И тут же эпизод сменяется: сегодняшний, взрослый Николай запускает с Серёжкой воздушного змея, мальчик вертит рукой, а Коля командует:
– Левее, теперь выше, еще чуть-чуть, давай, давай!
И оба смеются, не замечая ничего вокруг, кроме разноцветного бумажного треугольника в небе над ними.
А вот Сережка – первоклассник: лицо почти скрыто за огромными сиреневыми астрами с маминого палисадника, только накануне вернулись домой, мама для учительницы специально срезала пышный букет на первое сентября. В глазах у сынишки – восторг, ожидание и немножко боязни, какая она будет, эта новая школьная жизнь? И голос Миши:
– Не робей, сынок, смелей, мы всегда с тобой рядом…
Главным для нее и было мнение сына. И хотя видела, что Коля Сережке нравится, этого разговора Алёна боялась, пожалуй, даже больше, чем объяснения с самим Николаем. И долго еще, пожалуй, пока не родилась Таня и Сергей не стал студентом, Алёна втайне мучилась, кто и ради кого в их семье пошел на уступки: она, чтобы у сына появилась замена отцу, так необходимому в подростковом возрасте примеру, поддержке, авторитету – или сын, чтобы она, Алёна, еще успела побыть счастливой женщиной, а не только мамой и вдовой?...
Но все с годами утряслось, Таниному появлению радовались все, и Сережка, к тому времени уже сам почти взрослый парень, и Коля, да и сама Алена, что греха таить, была счастлива, что теперь у нее есть не только сын – мужчина, защитник, продолжение и память Мишиной любви, но и доченька…
Зина, будто подслушав мысли сестры, спросила:
– А как там Таня твоя, приезжает, пишет?
– Звонит почти каждый день, – выныривая из воспоминаний, ответила Алена. – Приезжает редко, раз в полгода. Далеко, дороговато, и пока ей нужно еще на работе зарекомендовать себя, старается лишний раз не отпрашиваться.
Таня, по маминому примеру поступив в медицинский, оформила на последнем курсе грант на стажировку в чешской клинике, специализирующейся на гинекологии, и второй год работала там помощником врача.
– Может, если получится, сами с Колей туда съездим, сделаем визы и поедем как туристы, на экскурсию, заодно и повидаемся.
– Здорово! – искренне восхитилась сестра. – Ну, удачи, и привет от меня передавай. А насчет Вовиного дня рождения ты подумай все-таки, а?
На том они и закончили разговор.
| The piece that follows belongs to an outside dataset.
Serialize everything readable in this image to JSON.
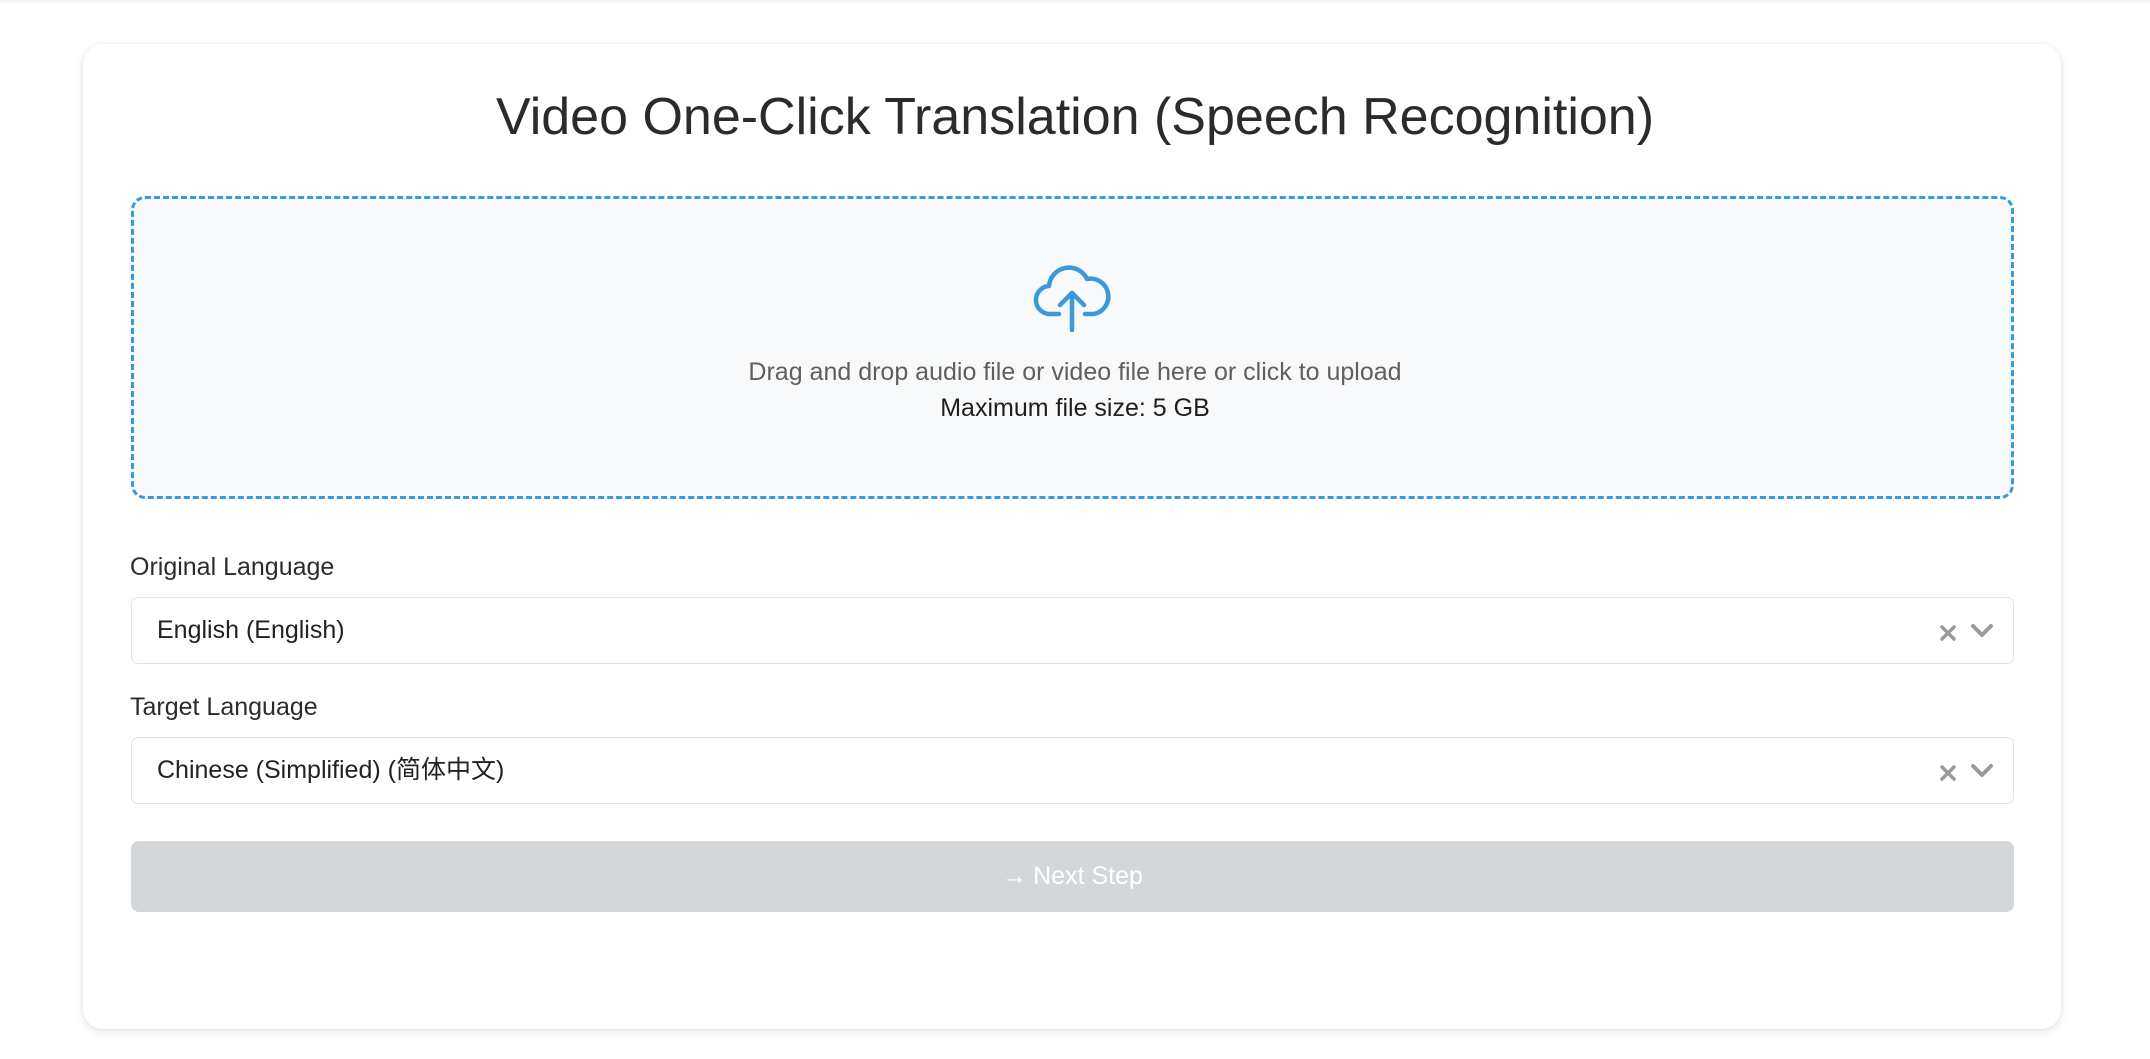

Коле Алена пока ничего не говорила, хотела обдумать сама. Но через пару дней раздался еще один звонок – от Нади.
– Привет, – слегка недоумевая, поздоровалась Алена. – Ты что, тоже меня приглашать собралась?
– А что, я не первая? – удивилась Сашина жена. – Ну да, Вова же тебе сам, наверное, звонил уже.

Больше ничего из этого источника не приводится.